Indevus Announces Authorization for Approval of VANTAS(R) in Selected European Countries

Indevus Pharmaceuticals, Inc. today announced that the European Medicines Agency's (EMEA) Committee for Medicinal Products for Human Use (CHMP) has finalized the referral procedure for VANTAS(R) (histrelin acetate subcutaneous implant).

LEXINGTON, MA, USA | May 31, 2007 |
Indevus Pharmaceuticals, Inc. (Nasdaq: IDEV) today announced that the European Medicines Agency's (EMEA) Committee for Medicinal Products for Human Use (CHMP) has finalized the referral procedure for VANTAS(R) (histrelin acetate subcutaneous implant).

Following approval in Denmark in 2005, Indevus filed for Mutual Recognition Procedure (MRP) in the UK, Ireland, Germany, Spain and Italy. The action by the CHMP allows for marketing authorization to occur in these countries.

"We are very excited to have received marketing authorization for VANTAS in these five European countries," stated Glenn L. Cooper, M.D., chairman and chief executive officer of Indevus. "We plan to complete the process of obtaining final marketing authorization over the next few months and to begin MRP for the remaining countries in the European Union."

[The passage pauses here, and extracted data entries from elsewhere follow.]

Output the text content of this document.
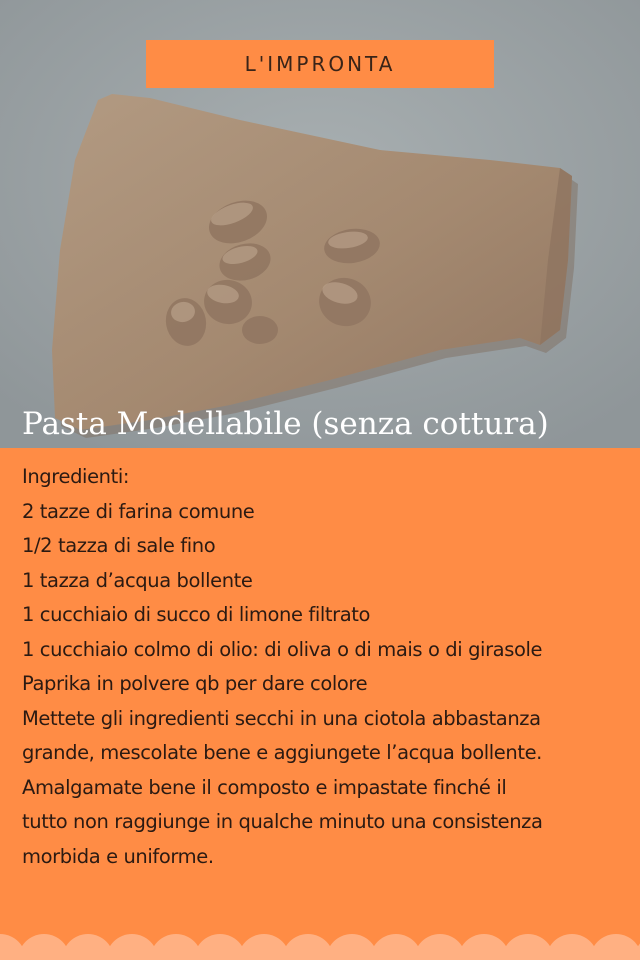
L'IMPRONTA
Pasta Modellabile (senza cottura)
Ingredienti:
2 tazze di farina comune
1/2 tazza di sale fino
1 tazza d’acqua bollente
1 cucchiaio di succo di limone filtrato
1 cucchiaio colmo di olio: di oliva o di mais o di girasole
Paprika in polvere qb per dare colore
Mettete gli ingredienti secchi in una ciotola abbastanza
grande, mescolate bene e aggiungete l’acqua bollente.
Amalgamate bene il composto e impastate finché il
tutto non raggiunge in qualche minuto una consistenza
morbida e uniforme.
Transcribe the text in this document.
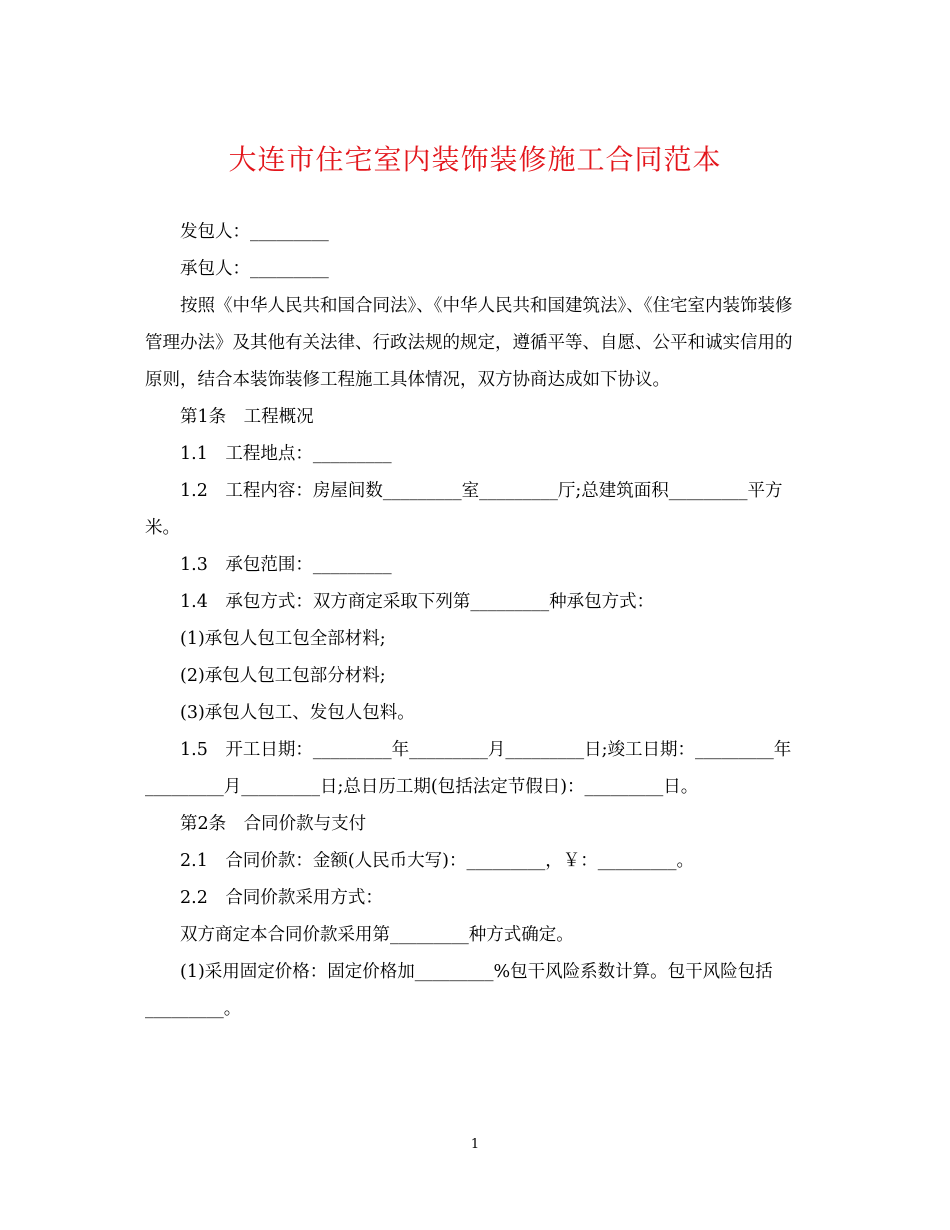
大连市住宅室内装饰装修施工合同范本

发包人：_________

承包人：_________

按照《中华人民共和国合同法》、《中华人民共和国建筑法》、《住宅室内装饰装修管理办法》及其他有关法律、行政法规的规定，遵循平等、自愿、公平和诚实信用的原则，结合本装饰装修工程施工具体情况，双方协商达成如下协议。

第1条　工程概况

1.1　工程地点：_________

1.2　工程内容：房屋间数_________室_________厅;总建筑面积_________平方米。

1.3　承包范围：_________

1.4　承包方式：双方商定采取下列第_________种承包方式：

(1)承包人包工包全部材料;

(2)承包人包工包部分材料;

(3)承包人包工、发包人包料。

1.5　开工日期：_________年_________月_________日;竣工日期：_________年_________月_________日;总日历工期(包括法定节假日)：_________日。

第2条　合同价款与支付

2.1　合同价款：金额(人民币大写)：_________，￥：_________。

2.2　合同价款采用方式：

双方商定本合同价款采用第_________种方式确定。

(1)采用固定价格：固定价格加_________%包干风险系数计算。包干风险包括_________。

1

Additionally, Indevus announced that following the acquisition of Valera, the Company met with Spepharm Holding B.V., Valera's European marketing partner for both VANTAS and SUPPRELIN(R) LA, and the companies have mutually agreed to terminate their current Investment and Shareholder Agreement, as well as, their current European License and Distribution Agreement. The finalization of this termination is subject to certain third-party consents.

"Both companies have determined that it is in their best interest to terminate these agreements," stated Noah D. Beerman, executive vice president, chief business officer of Indevus. "Regaining the European rights facilitates the achievement of our overall partnering strategy while Spepharm has refocused its commercialization efforts in other therapeutic areas. Consistent with our strategy of utilizing partners for marketing and distribution outside the U.S., we are actively engaged in discussions with potential European partners, regarding the marketing and distribution rights for VANTAS. This represents one of a number of opportunities for the Company to expand its marketing reach outside of the United States."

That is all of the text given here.